|
Sun Sells 2 Teraflops Cluster to Department of Energy
by Timothy Prickett Morgan
The Department of Energy announced last week that it has chosen Sun Microsystems to build a 2 teraflops clustered supercomputer for the Idaho National Engineering and Environmental Laboratory (INEEL), in Idaho Falls. Although it does not have the status of Lawrence Livermore National Labs, Sandia National Labs, Lawrence Berkeley National Labs, or Argonne National Laboratory, the INEEL now has a factor of ten times the performance that it used to have, and can compete with these bigger labs to do interesting research.
The Sun cluster will be comprised of 230 of Sun's two-way Sun Fire V20z Opteron-based servers, according to Eric Greenwade, chief architect of the new system.
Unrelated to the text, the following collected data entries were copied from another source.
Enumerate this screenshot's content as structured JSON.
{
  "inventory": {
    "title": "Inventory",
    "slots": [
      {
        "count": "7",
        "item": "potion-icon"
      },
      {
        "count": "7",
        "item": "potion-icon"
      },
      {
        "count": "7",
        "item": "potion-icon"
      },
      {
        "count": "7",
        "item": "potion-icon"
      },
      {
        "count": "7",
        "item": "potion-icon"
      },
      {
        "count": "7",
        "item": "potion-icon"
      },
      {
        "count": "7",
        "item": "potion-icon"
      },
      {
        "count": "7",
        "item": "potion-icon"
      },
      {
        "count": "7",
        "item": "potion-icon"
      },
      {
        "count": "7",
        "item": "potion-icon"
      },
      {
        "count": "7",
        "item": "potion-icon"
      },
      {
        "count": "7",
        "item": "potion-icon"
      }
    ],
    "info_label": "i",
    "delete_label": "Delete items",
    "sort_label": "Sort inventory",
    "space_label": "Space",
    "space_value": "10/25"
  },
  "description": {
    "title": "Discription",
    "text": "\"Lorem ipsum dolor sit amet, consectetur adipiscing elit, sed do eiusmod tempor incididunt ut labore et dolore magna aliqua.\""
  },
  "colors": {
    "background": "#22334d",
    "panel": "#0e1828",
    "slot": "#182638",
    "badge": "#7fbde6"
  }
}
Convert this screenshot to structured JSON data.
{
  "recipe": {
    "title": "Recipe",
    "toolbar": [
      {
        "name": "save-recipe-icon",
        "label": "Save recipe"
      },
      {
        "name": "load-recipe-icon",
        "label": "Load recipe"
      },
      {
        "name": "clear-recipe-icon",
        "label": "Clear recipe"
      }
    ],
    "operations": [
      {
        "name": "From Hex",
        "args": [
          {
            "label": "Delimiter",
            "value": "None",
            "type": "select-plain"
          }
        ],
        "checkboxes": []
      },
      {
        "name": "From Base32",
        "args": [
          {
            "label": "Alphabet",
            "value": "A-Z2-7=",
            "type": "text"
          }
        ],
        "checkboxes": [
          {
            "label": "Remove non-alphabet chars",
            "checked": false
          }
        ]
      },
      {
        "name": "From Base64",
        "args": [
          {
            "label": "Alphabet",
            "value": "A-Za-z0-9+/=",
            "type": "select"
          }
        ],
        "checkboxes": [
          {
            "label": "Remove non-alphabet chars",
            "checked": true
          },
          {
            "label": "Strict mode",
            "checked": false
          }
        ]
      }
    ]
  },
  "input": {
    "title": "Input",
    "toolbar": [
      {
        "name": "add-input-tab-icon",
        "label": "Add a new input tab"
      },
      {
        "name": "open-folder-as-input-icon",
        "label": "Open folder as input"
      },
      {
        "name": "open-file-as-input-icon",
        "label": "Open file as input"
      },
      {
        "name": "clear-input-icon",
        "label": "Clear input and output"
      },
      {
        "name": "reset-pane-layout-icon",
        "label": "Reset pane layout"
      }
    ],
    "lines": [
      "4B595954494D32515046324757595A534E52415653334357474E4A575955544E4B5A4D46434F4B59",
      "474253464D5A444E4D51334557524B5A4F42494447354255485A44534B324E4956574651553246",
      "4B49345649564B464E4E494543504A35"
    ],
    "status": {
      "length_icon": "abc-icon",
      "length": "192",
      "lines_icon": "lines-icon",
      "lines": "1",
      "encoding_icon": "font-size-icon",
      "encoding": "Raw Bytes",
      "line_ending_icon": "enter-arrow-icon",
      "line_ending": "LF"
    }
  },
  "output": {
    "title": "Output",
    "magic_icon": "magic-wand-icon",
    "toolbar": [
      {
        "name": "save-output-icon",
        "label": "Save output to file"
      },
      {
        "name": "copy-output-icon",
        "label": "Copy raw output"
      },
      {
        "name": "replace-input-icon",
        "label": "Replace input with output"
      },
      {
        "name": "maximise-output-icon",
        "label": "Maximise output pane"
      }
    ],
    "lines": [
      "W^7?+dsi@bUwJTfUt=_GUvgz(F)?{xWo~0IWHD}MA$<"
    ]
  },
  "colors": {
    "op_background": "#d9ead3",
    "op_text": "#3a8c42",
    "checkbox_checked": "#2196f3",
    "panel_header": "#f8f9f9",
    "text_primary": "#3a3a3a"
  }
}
The INEEL is already acquainted with Sun gear and currently uses a mix of big Sun SMP boxes, some SGI servers, three Cray SV1s, and four smaller Linux clusters to run its supercomputing workloads, which consist mostly of Fortran code but also have a smattering of C and C++ code, plus some Java used to glue applications together. The supercomputer will be used for designing next-generation nuclear reactors as well as for proteomics and other biosciences research.
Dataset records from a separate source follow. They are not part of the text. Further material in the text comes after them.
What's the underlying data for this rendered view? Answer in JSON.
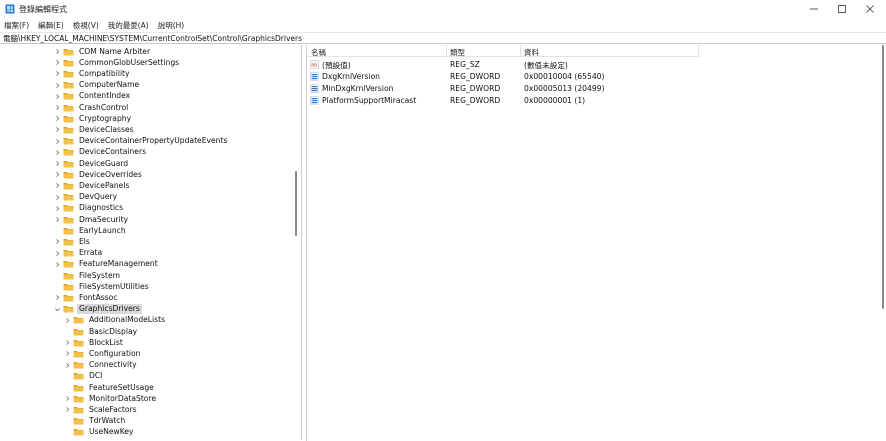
{
  "window": {
    "title": "登錄編輯程式"
  },
  "menu": [
    "檔案(F)",
    "編輯(E)",
    "檢視(V)",
    "我的最愛(A)",
    "說明(H)"
  ],
  "address": "電腦\\HKEY_LOCAL_MACHINE\\SYSTEM\\CurrentControlSet\\Control\\GraphicsDrivers",
  "tree": [
    {
      "label": "COM Name Arbiter",
      "level": 0,
      "expandable": true
    },
    {
      "label": "CommonGlobUserSettings",
      "level": 0,
      "expandable": true
    },
    {
      "label": "Compatibility",
      "level": 0,
      "expandable": true
    },
    {
      "label": "ComputerName",
      "level": 0,
      "expandable": true
    },
    {
      "label": "ContentIndex",
      "level": 0,
      "expandable": true
    },
    {
      "label": "CrashControl",
      "level": 0,
      "expandable": true
    },
    {
      "label": "Cryptography",
      "level": 0,
      "expandable": true
    },
    {
      "label": "DeviceClasses",
      "level": 0,
      "expandable": true
    },
    {
      "label": "DeviceContainerPropertyUpdateEvents",
      "level": 0,
      "expandable": true
    },
    {
      "label": "DeviceContainers",
      "level": 0,
      "expandable": true
    },
    {
      "label": "DeviceGuard",
      "level": 0,
      "expandable": true
    },
    {
      "label": "DeviceOverrides",
      "level": 0,
      "expandable": true
    },
    {
      "label": "DevicePanels",
      "level": 0,
      "expandable": true
    },
    {
      "label": "DevQuery",
      "level": 0,
      "expandable": true
    },
    {
      "label": "Diagnostics",
      "level": 0,
      "expandable": true
    },
    {
      "label": "DmaSecurity",
      "level": 0,
      "expandable": true
    },
    {
      "label": "EarlyLaunch",
      "level": 0,
      "expandable": false
    },
    {
      "label": "Els",
      "level": 0,
      "expandable": true
    },
    {
      "label": "Errata",
      "level": 0,
      "expandable": true
    },
    {
      "label": "FeatureManagement",
      "level": 0,
      "expandable": true
    },
    {
      "label": "FileSystem",
      "level": 0,
      "expandable": false
    },
    {
      "label": "FileSystemUtilities",
      "level": 0,
      "expandable": false
    },
    {
      "label": "FontAssoc",
      "level": 0,
      "expandable": true
    },
    {
      "label": "GraphicsDrivers",
      "level": 0,
      "expandable": true,
      "expanded": true,
      "selected": true
    },
    {
      "label": "AdditionalModeLists",
      "level": 1,
      "expandable": true
    },
    {
      "label": "BasicDisplay",
      "level": 1,
      "expandable": false
    },
    {
      "label": "BlockList",
      "level": 1,
      "expandable": true
    },
    {
      "label": "Configuration",
      "level": 1,
      "expandable": true
    },
    {
      "label": "Connectivity",
      "level": 1,
      "expandable": true
    },
    {
      "label": "DCI",
      "level": 1,
      "expandable": false
    },
    {
      "label": "FeatureSetUsage",
      "level": 1,
      "expandable": false
    },
    {
      "label": "MonitorDataStore",
      "level": 1,
      "expandable": true
    },
    {
      "label": "ScaleFactors",
      "level": 1,
      "expandable": true
    },
    {
      "label": "TdrWatch",
      "level": 1,
      "expandable": false
    },
    {
      "label": "UseNewKey",
      "level": 1,
      "expandable": false
    }
  ],
  "columns": {
    "name": "名稱",
    "type": "類型",
    "data": "資料"
  },
  "values": [
    {
      "icon": "string-value-icon",
      "name": "(預設值)",
      "type": "REG_SZ",
      "data": "(數值未設定)"
    },
    {
      "icon": "dword-value-icon",
      "name": "DxgKrnlVersion",
      "type": "REG_DWORD",
      "data": "0x00010004 (65540)"
    },
    {
      "icon": "dword-value-icon",
      "name": "MinDxgKrnlVersion",
      "type": "REG_DWORD",
      "data": "0x00005013 (20499)"
    },
    {
      "icon": "dword-value-icon",
      "name": "PlatformSupportMiracast",
      "type": "REG_DWORD",
      "data": "0x00000001 (1)"
    }
  ],
  "colors": {
    "folder": "#f2c04d",
    "folder_dark": "#d9a12a",
    "selection": "#d9d9d9",
    "dword_icon": "#3b6fc4",
    "string_icon": "#c0392b"
  }
}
The INEEL was one of the early adopters of the Grid Engine grid software, and was a user of this product years before Sun bought the company that created it, in fact. Grid Engine is what allows researchers to dispatch their jobs to the mixed cluster that the INEEL currently runs, and it is Grid Engine that will bring the new Opteron cluster into the grid when it is fired up next month.
Initially, the INEEL will run Linux on the cluster, but Greenwade says that as 64-bit capability and virtual partition containers are added with the future Solaris 10 release, due in a few months, the cluster will probably be switched over to a mix of Linux and Solaris. The INEEL expects to use Grid Engine software to allow the nodes on the Opteron cluster to be configured on the fly to run either Linux or Solaris, depending on what specific applications call for. For now, the INEEL is going to use the dual Gigabit Ethernet ports in the V20z servers to create two different network backbones, one for private use inside the facility, based on the MPI protocol, and another for shared public use. Greenwade would like to be able to use a faster interconnection, such as InfiniBand, to reduce the latencies and increase the I/O bandwidth between the nodes in the cluster. Greenwade said that the INEEL's goal was to boost its capacity significantly in three to five years, but for now the improvement that the new Sun cluster provides (jobs that used to take a year to run now take only days) is enough.
In addition to the servers, the INEEL is getting 12 TB of StoreEdge 6320 disk arrays, plus the complete Sun software stack (including the Performance Suite QFS file system) and 600 hours of technical support thrown into the mix. The INEEL is leasing the cluster for 36 months for a combined cost of $1.97 million, or about a buck a megaflop. This is very inexpensive, and explains why Lintel clusters--and maybe now Solopteron clusters--are all the rage.
|